Раннее утро встречало приветливыми красками занимающегося рассвета. Столица уже не спала. Во дворце людей было кажется даже больше, чем обычно. И все сновали туда-сюда. Всё было давно готово, но ведь всё должно быть безупречно.
Всё это было наиболее волнительным. Тайр поддерживал Эльмира, который не находил себе места в предвкушении. Хоть само торжество ещё только через несколько часов, ему уже не терпелось увидеть своего Лиса. Хотя бы издали, хотя бы мельком. Но нельзя. Приходилось терпеть и изнывать от этого желания.

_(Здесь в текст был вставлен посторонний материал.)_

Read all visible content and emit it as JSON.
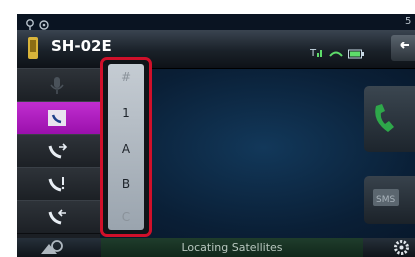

А Сатори, к удивлению, был спокоен. Он не выдавал ни малейшего переживания, и был как никогда уверен в себе. Будто знал, что всё пройдёт так, как полагается. Он вместе с Эльмиром следил за тем, чтобы это было так. Жалел, что не может его успокоить — перед самим торжеством они не виделись с ним три дня, ни единым взглядом не касались друг друга, не обменивались ни единым словом.

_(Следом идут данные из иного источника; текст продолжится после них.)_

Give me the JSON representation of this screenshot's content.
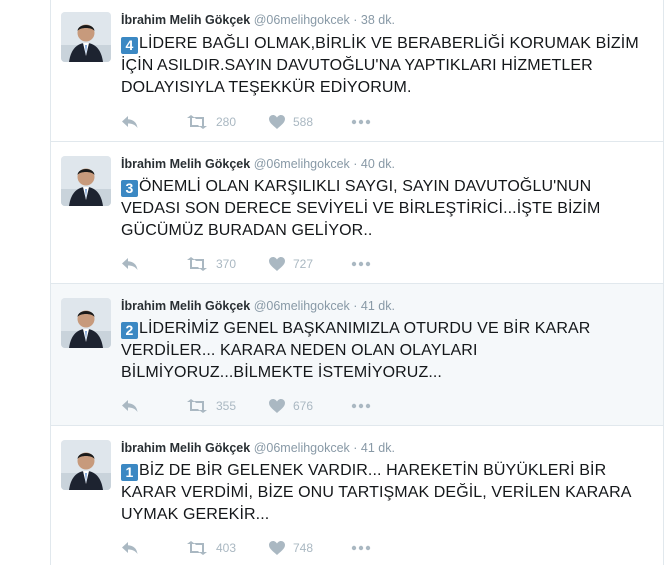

И вот теперь, на заре, начались последние приготовления, завершающие, наиболее важные. Счастливо улыбающиеся служанки окружили Сатори, посмеиваясь, а сам он не отрывал взгляда от только что принесённого ему сложного свадебного наряда, полыхающего красным на фоне бледных стен комнаты, расшитого золотыми и серебряными звёздами, огоньками и солнцами, длинными вьющимися линиями, то прерывающимися, то извивающимися под невообразимым углом. Вначале Сатори переоделся в белоснежную шёлковую нижнюю рубашку без рукавов, достающую до колен, по краям украшенную золотистой бахромой. Он не совсем понимал назначение каждой детали его одежд, но не старался задумываться; он только спросил насчёт этой рубашки, и одна из служанок, что помогали ему, ответила только, что «именно в этом он предстанет перед главой каганата, когда они останутся с первой звездой наедине», а остальные прятали раскрасневшиеся пылающие щёки за рукавами, едва удерживая смех.

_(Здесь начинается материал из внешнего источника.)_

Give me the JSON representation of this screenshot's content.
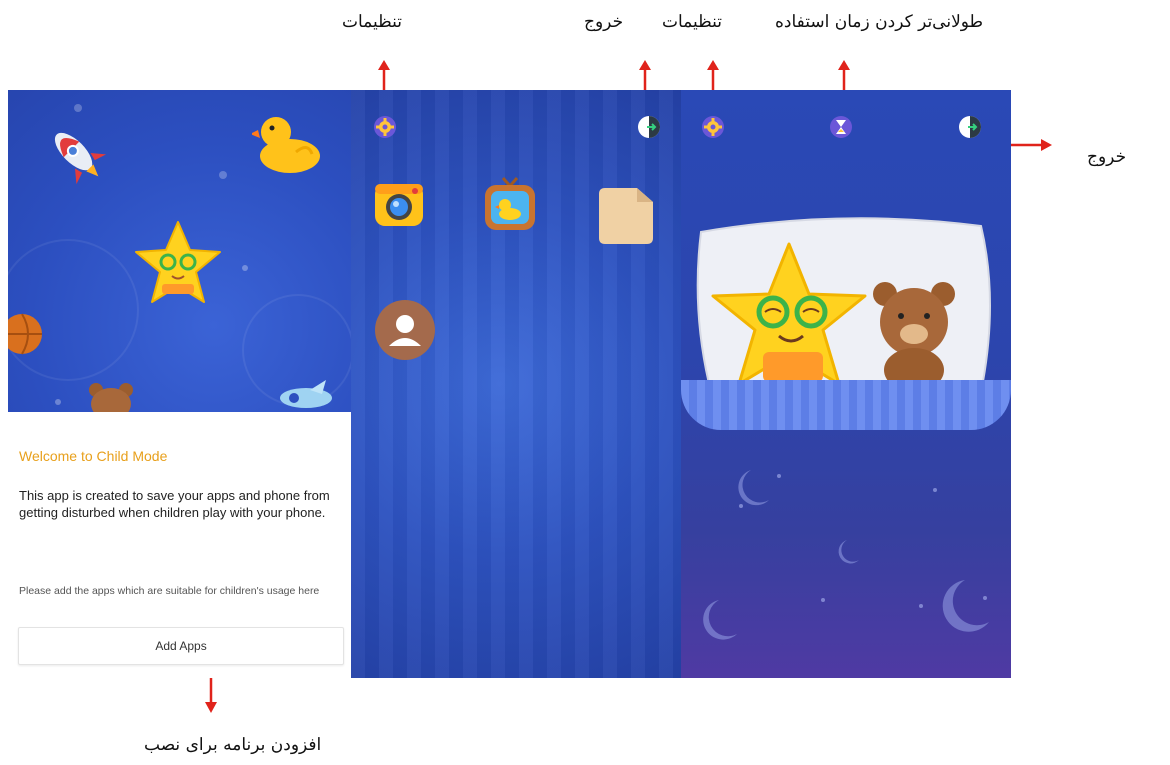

Красные, как осенний клён, свободные рукава одежд были вышиты бесчисленными золотыми и серебряными точками, а по краю, обведённому золотой лентой с серебряными солнцами, располагалось множество таких же красных кисточек, на конце каждой из которых крепились круглые тонкие металлические пластинки с попеременно выгравированными на них всё теми же солнцами и звёздами, что при каждом движении издавали приятный медный перезвон. Эта деталь наряда не была пустой выдумкой — она считалась обязательной традиционной частью свадебных одежд в Ориентальных Песках и должна была отпугивать неудачи.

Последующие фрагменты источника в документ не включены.